Contact and corrections

The fastest way to reach us is the contact page. For corrections, please include the URL of the page in question and a link to the primary source supporting the change. We log every correction with a date and a short note describing what changed.

Frequently asked questions
Who runs NC County Map?
NC County Map is an independent editorial project maintained by a small team of researchers and editors focused on North Carolina civic data. We are not a government agency and are not affiliated with the State of North Carolina, any county government, or any political organization.
Is NC County Map an official government site?
No. We are an independent reference publisher. Official county records live with each county's Register of Deeds, Board of Elections, and County Manager's office — we link to them directly throughout the site.
How is NC County Map funded?
The site is supported primarily by display advertising and reader contributions. We do not accept payment in exchange for editorial placement, favorable coverage, or omission of facts. See our editorial policy for details.

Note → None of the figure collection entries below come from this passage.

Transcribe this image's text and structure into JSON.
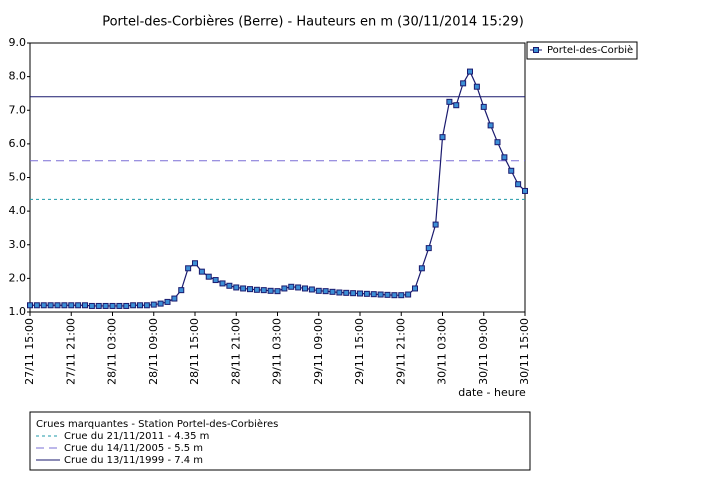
{
  "chart_data": {
    "type": "line",
    "title": "Portel-des-Corbières (Berre) - Hauteurs en m (30/11/2014 15:29)",
    "xlabel": "date - heure",
    "x": [
      "27/11 15:00",
      "27/11 16:00",
      "27/11 17:00",
      "27/11 18:00",
      "27/11 19:00",
      "27/11 20:00",
      "27/11 21:00",
      "27/11 22:00",
      "27/11 23:00",
      "28/11 00:00",
      "28/11 01:00",
      "28/11 02:00",
      "28/11 03:00",
      "28/11 04:00",
      "28/11 05:00",
      "28/11 06:00",
      "28/11 07:00",
      "28/11 08:00",
      "28/11 09:00",
      "28/11 10:00",
      "28/11 11:00",
      "28/11 12:00",
      "28/11 13:00",
      "28/11 14:00",
      "28/11 15:00",
      "28/11 16:00",
      "28/11 17:00",
      "28/11 18:00",
      "28/11 19:00",
      "28/11 20:00",
      "28/11 21:00",
      "28/11 22:00",
      "28/11 23:00",
      "29/11 00:00",
      "29/11 01:00",
      "29/11 02:00",
      "29/11 03:00",
      "29/11 04:00",
      "29/11 05:00",
      "29/11 06:00",
      "29/11 07:00",
      "29/11 08:00",
      "29/11 09:00",
      "29/11 10:00",
      "29/11 11:00",
      "29/11 12:00",
      "29/11 13:00",
      "29/11 14:00",
      "29/11 15:00",
      "29/11 16:00",
      "29/11 17:00",
      "29/11 18:00",
      "29/11 19:00",
      "29/11 20:00",
      "29/11 21:00",
      "29/11 22:00",
      "29/11 23:00",
      "30/11 00:00",
      "30/11 01:00",
      "30/11 02:00",
      "30/11 03:00",
      "30/11 04:00",
      "30/11 05:00",
      "30/11 06:00",
      "30/11 07:00",
      "30/11 08:00",
      "30/11 09:00",
      "30/11 10:00",
      "30/11 11:00",
      "30/11 12:00",
      "30/11 13:00",
      "30/11 14:00",
      "30/11 15:00"
    ],
    "series": [
      {
        "name": "Portel-des-Corbiè",
        "color": "#1a1a6e",
        "marker_color": "#3c8fd6",
        "values": [
          1.2,
          1.2,
          1.2,
          1.2,
          1.2,
          1.2,
          1.2,
          1.2,
          1.2,
          1.18,
          1.18,
          1.18,
          1.18,
          1.18,
          1.18,
          1.2,
          1.2,
          1.2,
          1.22,
          1.25,
          1.3,
          1.4,
          1.65,
          2.3,
          2.45,
          2.2,
          2.05,
          1.95,
          1.85,
          1.78,
          1.73,
          1.7,
          1.68,
          1.66,
          1.65,
          1.63,
          1.62,
          1.7,
          1.75,
          1.73,
          1.7,
          1.67,
          1.63,
          1.62,
          1.6,
          1.58,
          1.57,
          1.56,
          1.55,
          1.54,
          1.53,
          1.52,
          1.51,
          1.5,
          1.5,
          1.52,
          1.7,
          2.3,
          2.9,
          3.6,
          6.2,
          7.25,
          7.15,
          7.8,
          8.15,
          7.7,
          7.1,
          6.55,
          6.05,
          5.6,
          5.2,
          4.8,
          4.6
        ]
      }
    ],
    "xlim": [
      "27/11 15:00",
      "30/11 15:00"
    ],
    "xticks": [
      "27/11 15:00",
      "27/11 21:00",
      "28/11 03:00",
      "28/11 09:00",
      "28/11 15:00",
      "28/11 21:00",
      "29/11 03:00",
      "29/11 09:00",
      "29/11 15:00",
      "29/11 21:00",
      "30/11 03:00",
      "30/11 09:00",
      "30/11 15:00"
    ],
    "ylim": [
      1,
      9
    ],
    "yticks": [
      {
        "value": 1,
        "label": "1.0"
      },
      {
        "value": 2,
        "label": "2.0"
      },
      {
        "value": 3,
        "label": "3.0"
      },
      {
        "value": 4,
        "label": "4.0"
      },
      {
        "value": 5,
        "label": "5.0"
      },
      {
        "value": 6,
        "label": "6.0"
      },
      {
        "value": 7,
        "label": "7.0"
      },
      {
        "value": 8,
        "label": "8.0"
      },
      {
        "value": 9,
        "label": "9.0"
      }
    ],
    "reference_title": "Crues marquantes - Station Portel-des-Corbières",
    "reference_lines": [
      {
        "label": "Crue du 21/11/2011 - 4.35 m",
        "value": 4.35,
        "color": "#1e9aa8",
        "dash": "3,3"
      },
      {
        "label": "Crue du 14/11/2005 - 5.5 m",
        "value": 5.5,
        "color": "#7a6fd6",
        "dash": "8,5"
      },
      {
        "label": "Crue du 13/11/1999 - 7.4 m",
        "value": 7.4,
        "color": "#1a1a6e",
        "dash": "none"
      }
    ]
  }
}
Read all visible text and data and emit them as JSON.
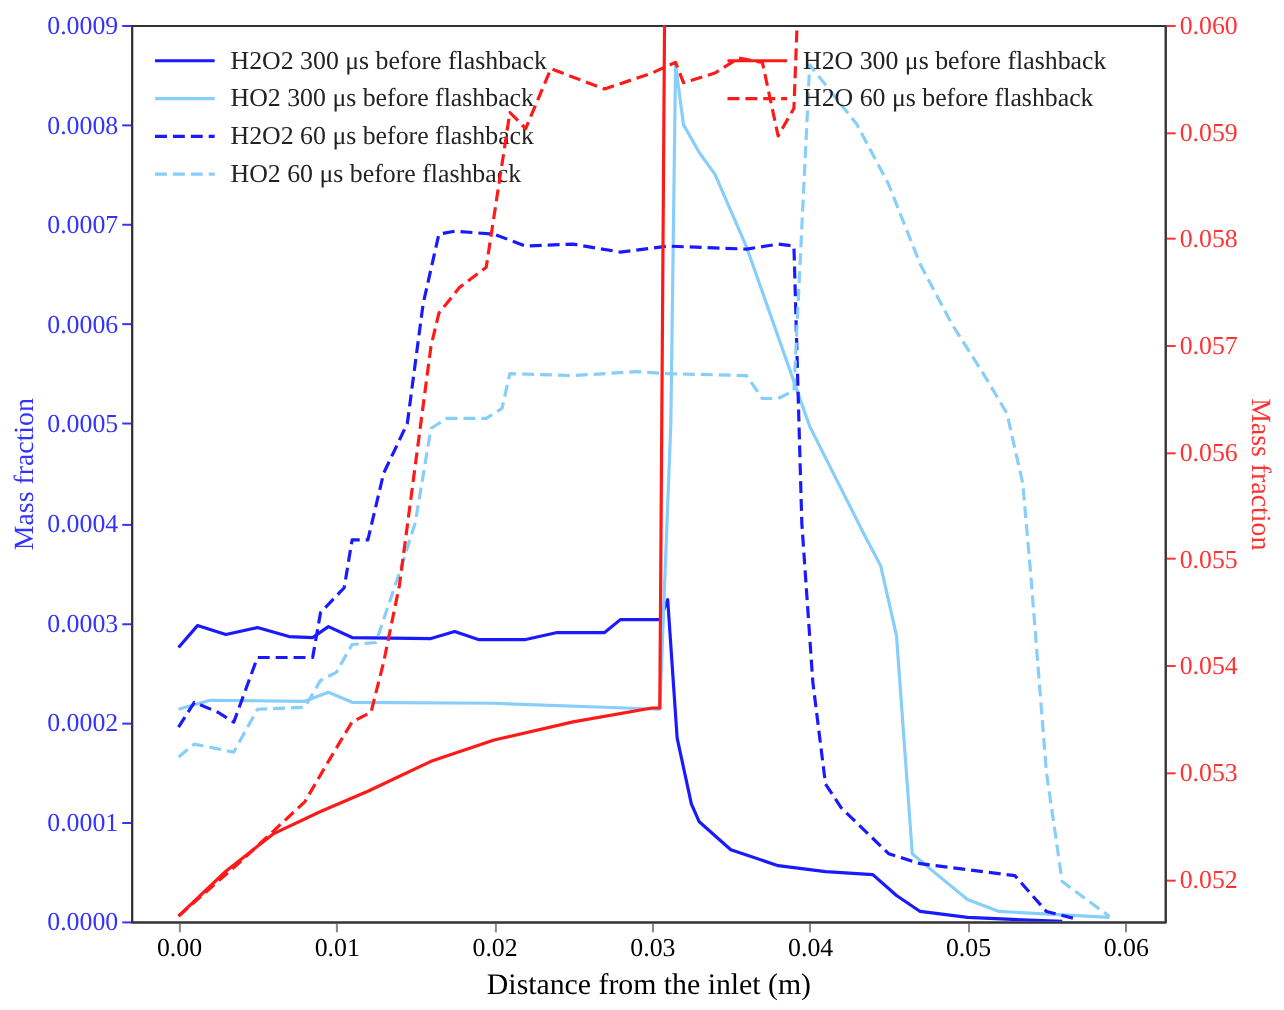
{
  "chart_data": {
    "type": "line",
    "xlabel": "Distance from the inlet (m)",
    "ylabel": "Mass fraction",
    "y2label": "Mass fraction",
    "xlim": [
      -0.003,
      0.0625
    ],
    "ylim": [
      0,
      0.0009
    ],
    "y2lim": [
      0.0516,
      0.06
    ],
    "xticks": [
      {
        "value": 0,
        "label": "0.00"
      },
      {
        "value": 0.01,
        "label": "0.01"
      },
      {
        "value": 0.02,
        "label": "0.02"
      },
      {
        "value": 0.03,
        "label": "0.03"
      },
      {
        "value": 0.04,
        "label": "0.04"
      },
      {
        "value": 0.05,
        "label": "0.05"
      },
      {
        "value": 0.06,
        "label": "0.06"
      }
    ],
    "yticks": [
      {
        "value": 0,
        "label": "0.0000"
      },
      {
        "value": 0.0001,
        "label": "0.0001"
      },
      {
        "value": 0.0002,
        "label": "0.0002"
      },
      {
        "value": 0.0003,
        "label": "0.0003"
      },
      {
        "value": 0.0004,
        "label": "0.0004"
      },
      {
        "value": 0.0005,
        "label": "0.0005"
      },
      {
        "value": 0.0006,
        "label": "0.0006"
      },
      {
        "value": 0.0007,
        "label": "0.0007"
      },
      {
        "value": 0.0008,
        "label": "0.0008"
      },
      {
        "value": 0.0009,
        "label": "0.0009"
      }
    ],
    "y2ticks": [
      {
        "value": 0.052,
        "label": "0.052"
      },
      {
        "value": 0.053,
        "label": "0.053"
      },
      {
        "value": 0.054,
        "label": "0.054"
      },
      {
        "value": 0.055,
        "label": "0.055"
      },
      {
        "value": 0.056,
        "label": "0.056"
      },
      {
        "value": 0.057,
        "label": "0.057"
      },
      {
        "value": 0.058,
        "label": "0.058"
      },
      {
        "value": 0.059,
        "label": "0.059"
      },
      {
        "value": 0.06,
        "label": "0.060"
      }
    ],
    "grid": false,
    "legend": "top",
    "marker": "none",
    "series": [
      {
        "name": "H2O2 300 μs before flashback",
        "color": "#1a1aff",
        "line_style": "solid",
        "x": [
          0,
          0.0012,
          0.003,
          0.005,
          0.007,
          0.0085,
          0.0095,
          0.011,
          0.016,
          0.0175,
          0.019,
          0.022,
          0.024,
          0.027,
          0.028,
          0.0305,
          0.031,
          0.0316,
          0.0325,
          0.033,
          0.035,
          0.038,
          0.041,
          0.044,
          0.0455,
          0.047,
          0.05,
          0.056
        ],
        "values": [
          0.000275,
          0.000297,
          0.000288,
          0.000295,
          0.000286,
          0.000285,
          0.000296,
          0.000285,
          0.000284,
          0.000291,
          0.000283,
          0.000283,
          0.00029,
          0.00029,
          0.000303,
          0.000303,
          0.000323,
          0.000184,
          0.000118,
          0.0001,
          7.2e-05,
          5.6e-05,
          5e-05,
          4.7e-05,
          2.6e-05,
          1e-05,
          4e-06,
          0
        ]
      },
      {
        "name": "HO2 300 μs before flashback",
        "color": "#87cefa",
        "line_style": "solid",
        "x": [
          0,
          0.002,
          0.008,
          0.0095,
          0.011,
          0.02,
          0.027,
          0.0305,
          0.0312,
          0.0315,
          0.032,
          0.033,
          0.034,
          0.036,
          0.04,
          0.0435,
          0.0445,
          0.0455,
          0.0465,
          0.048,
          0.05,
          0.052,
          0.059
        ],
        "values": [
          0.000213,
          0.000222,
          0.000221,
          0.00023,
          0.00022,
          0.000219,
          0.000215,
          0.000213,
          0.0005,
          0.00086,
          0.0008,
          0.000772,
          0.00075,
          0.000677,
          0.000497,
          0.000387,
          0.000357,
          0.000287,
          6.8e-05,
          4.8e-05,
          2.2e-05,
          1e-05,
          4e-06
        ]
      },
      {
        "name": "H2O2 60 μs before flashback",
        "color": "#1a1aff",
        "line_style": "dashed",
        "x": [
          0,
          0.001,
          0.0025,
          0.0035,
          0.005,
          0.0085,
          0.009,
          0.0105,
          0.011,
          0.012,
          0.013,
          0.0145,
          0.0155,
          0.0165,
          0.0175,
          0.02,
          0.022,
          0.025,
          0.028,
          0.031,
          0.036,
          0.038,
          0.039,
          0.0395,
          0.0402,
          0.041,
          0.042,
          0.045,
          0.047,
          0.05,
          0.053,
          0.054,
          0.055,
          0.057
        ],
        "values": [
          0.000195,
          0.00022,
          0.00021,
          0.0002,
          0.000265,
          0.000265,
          0.00031,
          0.000335,
          0.000383,
          0.000383,
          0.00045,
          0.0005,
          0.00062,
          0.00069,
          0.000693,
          0.00069,
          0.000678,
          0.00068,
          0.000672,
          0.000678,
          0.000675,
          0.00068,
          0.000678,
          0.0004,
          0.00024,
          0.000138,
          0.000114,
          6.8e-05,
          5.8e-05,
          5.2e-05,
          4.6e-05,
          2.8e-05,
          1e-05,
          2e-06
        ]
      },
      {
        "name": "HO2 60 μs before flashback",
        "color": "#87cefa",
        "line_style": "dashed",
        "x": [
          0,
          0.001,
          0.0035,
          0.005,
          0.008,
          0.009,
          0.01,
          0.011,
          0.0125,
          0.014,
          0.015,
          0.016,
          0.017,
          0.0195,
          0.0205,
          0.021,
          0.025,
          0.029,
          0.031,
          0.036,
          0.037,
          0.038,
          0.039,
          0.04,
          0.041,
          0.043,
          0.045,
          0.047,
          0.049,
          0.051,
          0.0525,
          0.0535,
          0.054,
          0.055,
          0.056,
          0.059
        ],
        "values": [
          0.000165,
          0.000178,
          0.00017,
          0.000213,
          0.000215,
          0.000242,
          0.00025,
          0.000278,
          0.00028,
          0.00035,
          0.0004,
          0.000495,
          0.000505,
          0.000505,
          0.000515,
          0.00055,
          0.000548,
          0.000552,
          0.00055,
          0.000548,
          0.000525,
          0.000525,
          0.000533,
          0.00086,
          0.00084,
          0.0008,
          0.00074,
          0.00066,
          0.0006,
          0.00055,
          0.00051,
          0.00044,
          0.00035,
          0.00015,
          4e-05,
          5e-06
        ]
      },
      {
        "name": "H2O 300 μs before flashback",
        "color": "#ff1a1a",
        "line_style": "solid",
        "axis": "y2",
        "x": [
          0,
          0.003,
          0.006,
          0.009,
          0.012,
          0.016,
          0.02,
          0.025,
          0.03,
          0.0305,
          0.0308
        ],
        "values": [
          0.05165,
          0.05207,
          0.05242,
          0.05263,
          0.05282,
          0.0531,
          0.0533,
          0.05347,
          0.0536,
          0.0536,
          0.06
        ]
      },
      {
        "name": "H2O 60 μs before flashback",
        "color": "#ff1a1a",
        "line_style": "dashed",
        "axis": "y2",
        "x": [
          0,
          0.004,
          0.008,
          0.0095,
          0.011,
          0.0122,
          0.013,
          0.014,
          0.016,
          0.0165,
          0.0178,
          0.0195,
          0.021,
          0.022,
          0.0236,
          0.027,
          0.03,
          0.0315,
          0.032,
          0.034,
          0.0355,
          0.037,
          0.038,
          0.039,
          0.0392
        ],
        "values": [
          0.05165,
          0.05217,
          0.05272,
          0.0531,
          0.05347,
          0.05356,
          0.05403,
          0.05475,
          0.05699,
          0.0573,
          0.05754,
          0.05773,
          0.05918,
          0.05903,
          0.05959,
          0.0594,
          0.05955,
          0.05965,
          0.05946,
          0.05955,
          0.05969,
          0.05965,
          0.05896,
          0.05922,
          0.06
        ]
      }
    ]
  }
}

How often is the data updated?
Reference data (county seats, regions, formation dates, adjacencies) is reviewed annually and any time the North Carolina General Assembly changes a related law. Population figures are refreshed against the latest U.S. Census Bureau release, and pages carry a visible "updated" date that reflects real editorial review — not an auto-generated timestamp.
Can I reuse the maps or data?
Yes. Boundary and population data come from public-domain U.S. Census Bureau sources, and our derived maps may be freely used for classroom, civic, journalistic, and academic purposes. A link back to NC County Map is appreciated but not required.
How do I report an error?
Use our contact page. Every correction is logged with the date and reason; material corrections are posted as a dated note at the bottom of the affected page.